I had almost figured this out before when I said that “Anybody can be a hero, but not by doing what anybody would do.” Now I see that that was only half the story. The hero’s internal make-up has to cause them to interact in a uniquely volatile way with the events of the story. Only this plot could ignite this hero, and only this hero could ignite this plot.

This makes me more aware of how important a hero’s backstory is. You don’t necessarily have to show it, but you have to know what there is about your hero’s past that causes this unexpectedly volatile reaction when they come in contact with the plot.

2 comments:

j.s. said...

Speaking of volatility, secrets and ionic charges, man am I enjoying BREAKING BAD. I'm two seasons in so far and it's just as good as you and everyone else say it is. It has the genuine article version of what you're writing about in these current posts, the elusive alchemical marriage of plot and character.

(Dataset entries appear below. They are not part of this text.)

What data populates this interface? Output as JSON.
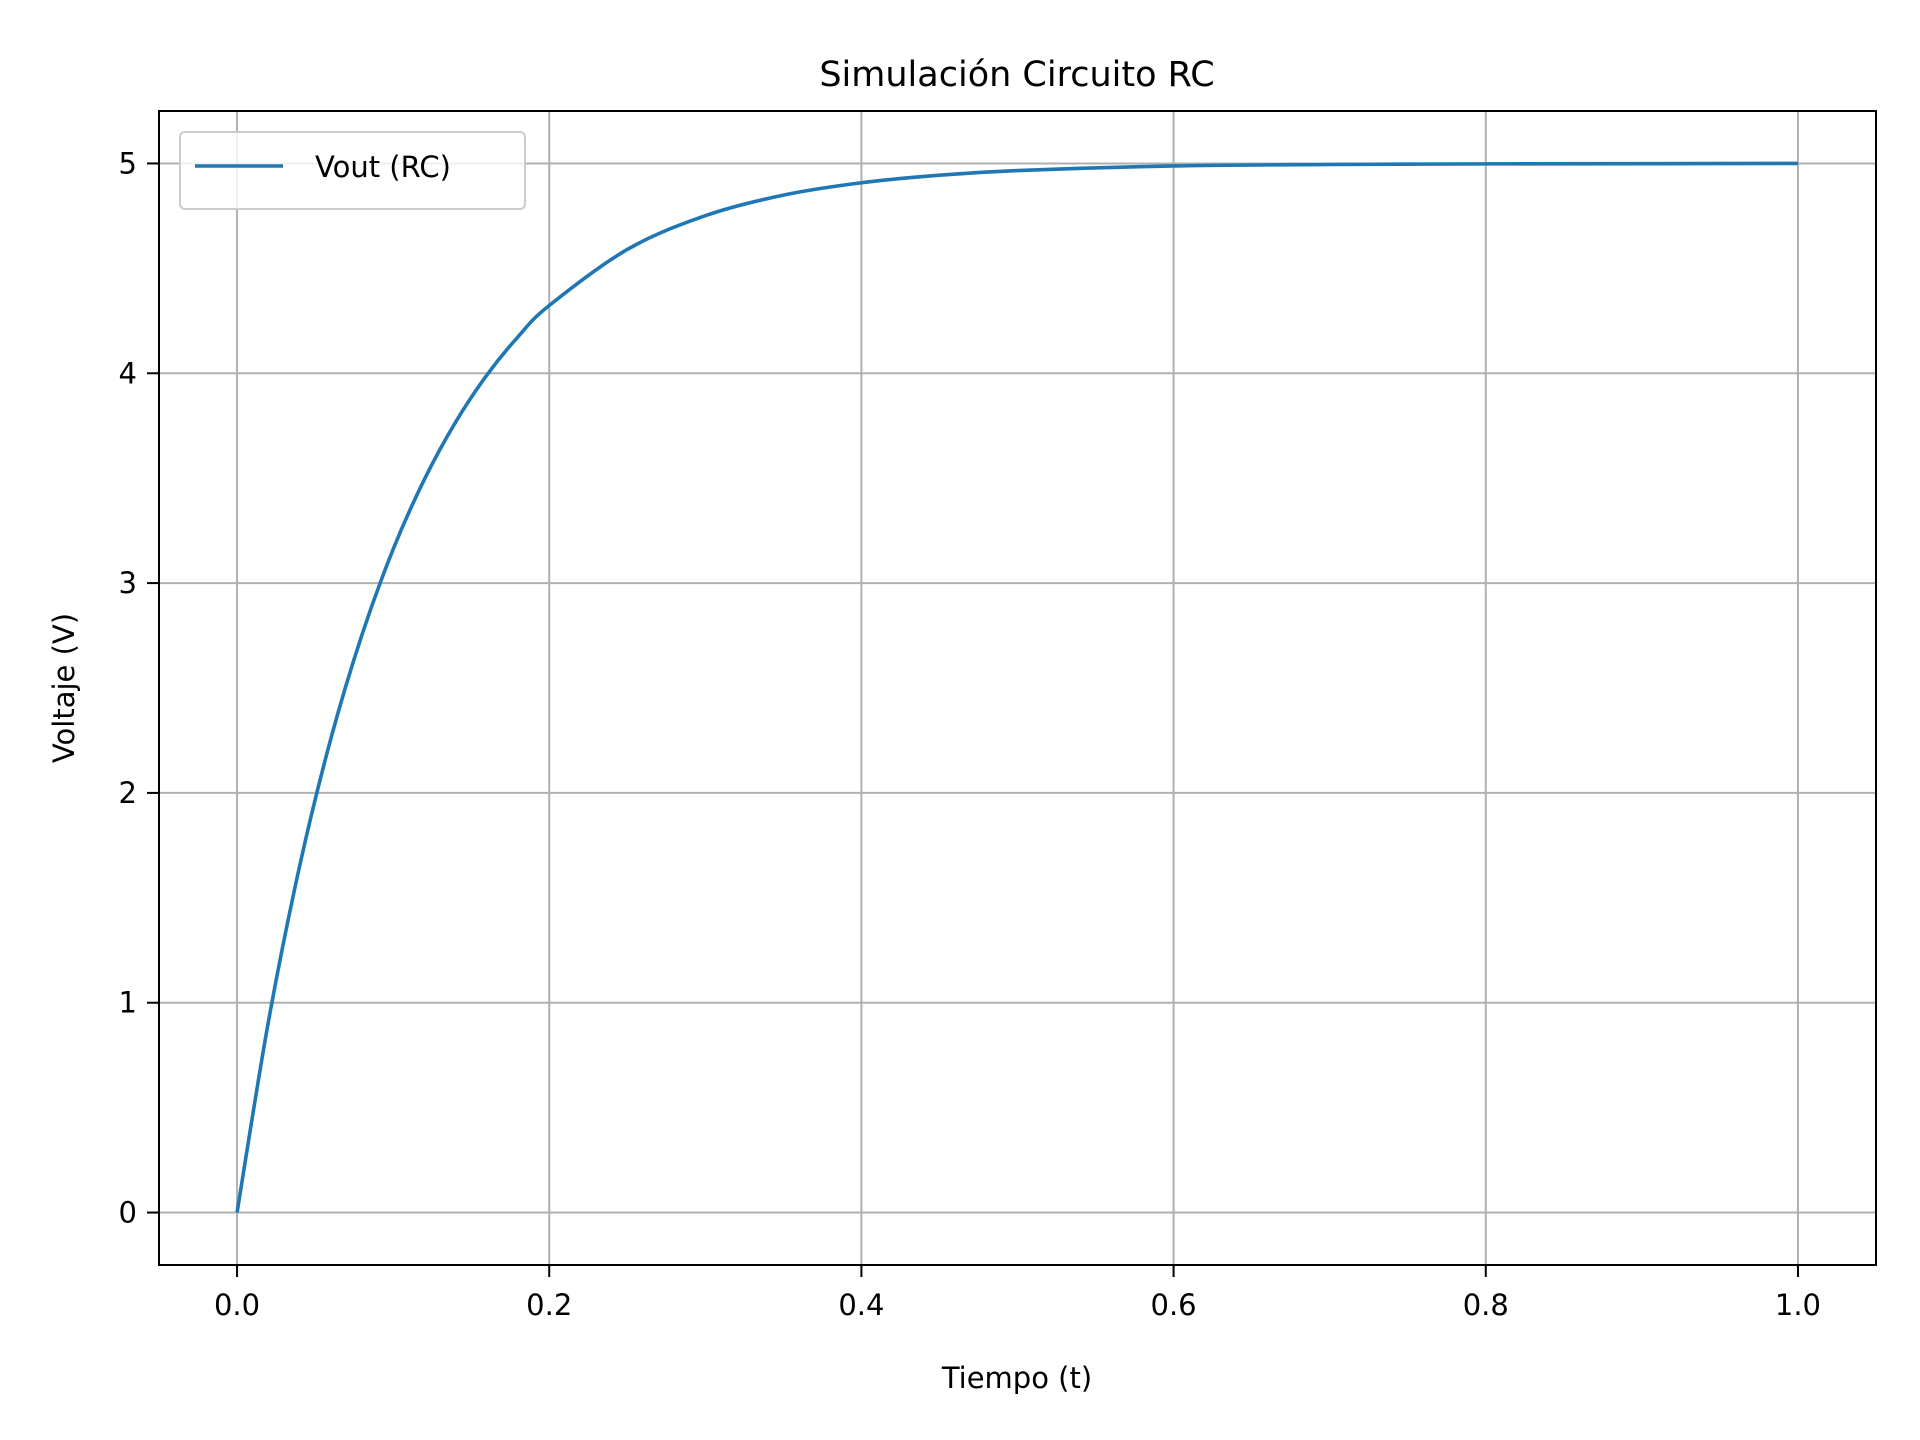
{
  "chart_data": {
    "type": "line",
    "title": "Simulación Circuito RC",
    "xlabel": "Tiempo (t)",
    "ylabel": "Voltaje (V)",
    "xlim": [
      -0.05,
      1.05
    ],
    "ylim": [
      -0.25,
      5.25
    ],
    "xticks": [
      0.0,
      0.2,
      0.4,
      0.6,
      0.8,
      1.0
    ],
    "xtick_labels": [
      "0.0",
      "0.2",
      "0.4",
      "0.6",
      "0.8",
      "1.0"
    ],
    "yticks": [
      0,
      1,
      2,
      3,
      4,
      5
    ],
    "ytick_labels": [
      "0",
      "1",
      "2",
      "3",
      "4",
      "5"
    ],
    "grid": true,
    "legend": {
      "placement": "upper-left",
      "entries": [
        "Vout (RC)"
      ]
    },
    "series": [
      {
        "name": "Vout (RC)",
        "color": "#1f77b4",
        "x": [
          0.0,
          0.02,
          0.04,
          0.06,
          0.08,
          0.1,
          0.12,
          0.14,
          0.16,
          0.18,
          0.2,
          0.25,
          0.3,
          0.35,
          0.4,
          0.45,
          0.5,
          0.6,
          0.7,
          0.8,
          0.9,
          1.0
        ],
        "y": [
          0.0,
          0.906,
          1.648,
          2.256,
          2.753,
          3.161,
          3.494,
          3.767,
          3.991,
          4.174,
          4.323,
          4.59,
          4.751,
          4.849,
          4.908,
          4.944,
          4.966,
          4.988,
          4.995,
          4.998,
          4.999,
          5.0
        ]
      }
    ]
  }
}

There's no one quite like Walter White, a mild-mannered Chemistry teacher whose internal contradictions are many and deep -- yet dormant -- until they met the volatile reality of his 50th birthday cancer diagnosis and the sudden existential wake-up call it precipitates.

Among the many things I'm loving about this show is how far each conflict escalates before any given scene is done -- often in surprising ways and usually several steps further than most shows would go. The characters are so well matched to the drama that it almost never feels forced.

I got a lot out of your scene-writing posts about BREAKING BAD and I hope you'll be writing more about this amazing show in the future.

Matt Bird said...

Yes! Why didn't I make that connection? I think their slogan for this season is actually "Extremely volatile!"